According to the Committee for the Reform of the Prison System in South Vietnam, an organization headed by South Vietnamese Catholic priests and intellectuals (some 350,000 persons, or nearly 2 per cent of the entire population of South Vietnam) are political prisoners. The situation facing these political prisoners has never been more desperate. Documents smuggled out of South Vietnam’s jails in the last days of 1972 to the Committee (which are now available in English at the Vietnam Resource Center in Cambridge) describe in some detail the many means the Thieu regime uses for the wholesale liquidation of political prisoners.
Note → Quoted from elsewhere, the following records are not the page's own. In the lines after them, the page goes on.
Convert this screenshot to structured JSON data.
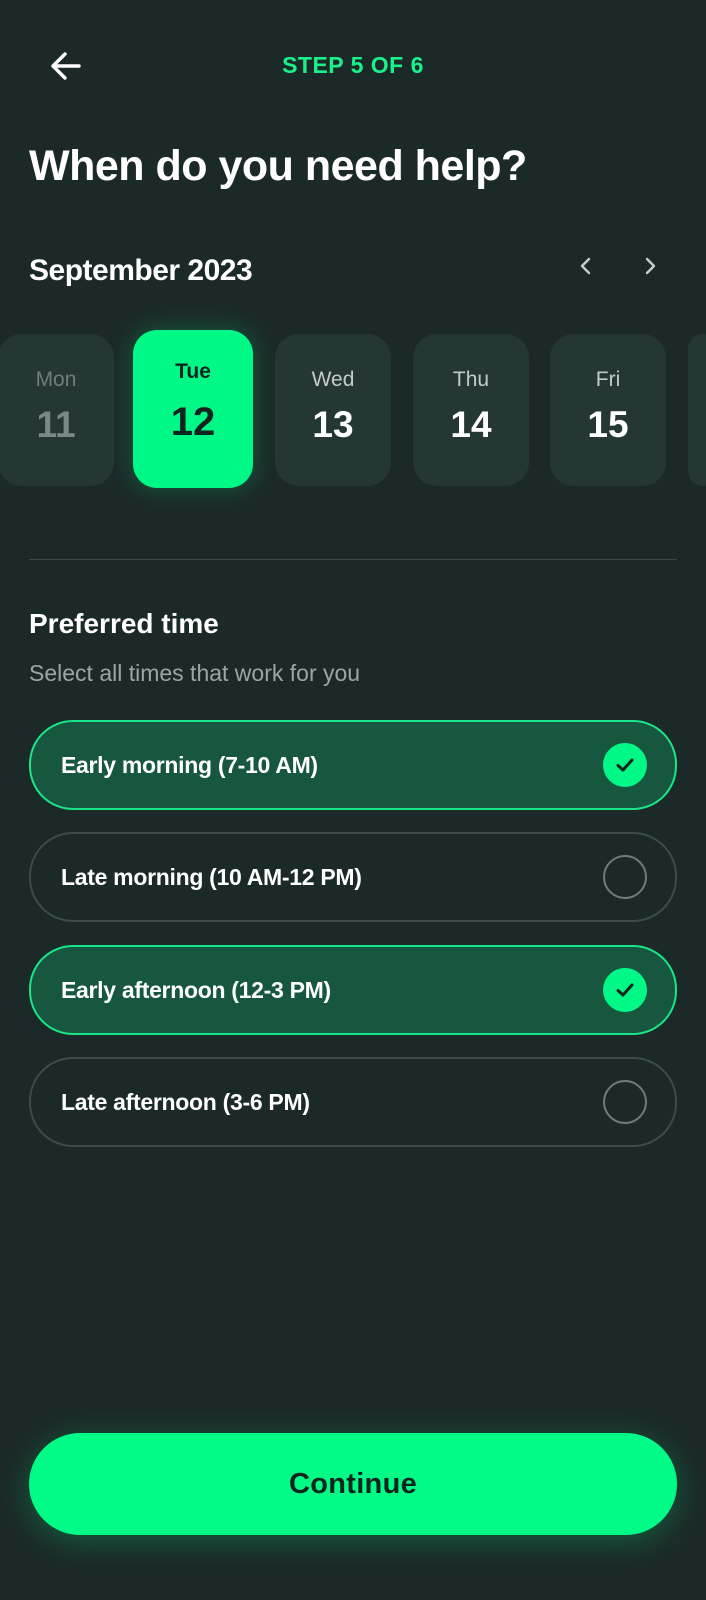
{
  "header": {
    "back_icon": "arrow-left-icon",
    "step_label": "STEP 5 OF 6"
  },
  "title": "When do you need help?",
  "calendar": {
    "month_label": "September 2023",
    "prev_icon": "chevron-left-icon",
    "next_icon": "chevron-right-icon",
    "days": [
      {
        "dow": "Mon",
        "num": "11",
        "state": "past"
      },
      {
        "dow": "Tue",
        "num": "12",
        "state": "selected"
      },
      {
        "dow": "Wed",
        "num": "13",
        "state": "available"
      },
      {
        "dow": "Thu",
        "num": "14",
        "state": "available"
      },
      {
        "dow": "Fri",
        "num": "15",
        "state": "available"
      }
    ]
  },
  "preferred_time": {
    "title": "Preferred time",
    "subtitle": "Select all times that work for you",
    "options": [
      {
        "label": "Early morning (7-10 AM)",
        "checked": true
      },
      {
        "label": "Late morning (10 AM-12 PM)",
        "checked": false
      },
      {
        "label": "Early afternoon (12-3 PM)",
        "checked": true
      },
      {
        "label": "Late afternoon (3-6 PM)",
        "checked": false
      }
    ]
  },
  "continue_label": "Continue",
  "colors": {
    "background": "#1b2a28",
    "accent": "#00f986",
    "card": "#253735",
    "checked_option_bg": "#17573f"
  }
}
But repression roils rather than dampens the hatred of the Vietnamese people against Thieu and his American protector. A “just and fair” settlement which would allow all segments of Vietnamese society to participate in a future government would spell a quick end to the Thieu regime, and along with it any American interest in that part of the world. This is the reason why the Saigon regime has opposed the Council of National Reconciliation and Concord, since the Council would be made up of delegations from the NLF, neutralist and pro-Thieu elements. Thieu has particularly insisted on the elimination of the neutralists from the Council. On January 18, 1973, the New York Times reported that in a radio interview broadcast over Radio Luxembourg on January 17, “Foreign Minister Tran Van Lam of South Vietnam said his government would refuse to sign an agreement mentioning the Vietcong’s Provisional Revolutionary Government.” He is quoted as saying that the Saigon regime considered the National Liberation Front “an opposition group which has neither an army nor territory.” The same issue of the Times also quotes a well- informed Saigon source on Thieu’s objection to the protocols in the current agreement regarding prisoners.
Thus while there is hardly any mention of the prisoners held by Thieu and the Americans, either military or political, the Thieu regime wants both the DRV and the PRG to account for all prisoners even those in the hands of the Laotians and the Cambodians!
Politically, it is difficult to understand how a settlement could be reached while the Thieu regime makes the above demands. Even if a ceasefire agreement were signed, Thieu’s refusal to release all political prisoners would force the PRG to retaliate by holding on to any American POWs it might have in its hands. This is precisely the excuse that the Americans want to have for sabotaging any future ceasefire situation. Already, according to Newsweek (Jan. 15, 1973) after a ceasefire agreement is signed the United States will send about 900 Green Berets (Special Forces) to Vietnam to roam around the countryside in search for American POWs and MIAs. The rationale is that the communication between the National Liberation and the DRV is so poor that the American prisoners have to be informed of the cessation of hostilities!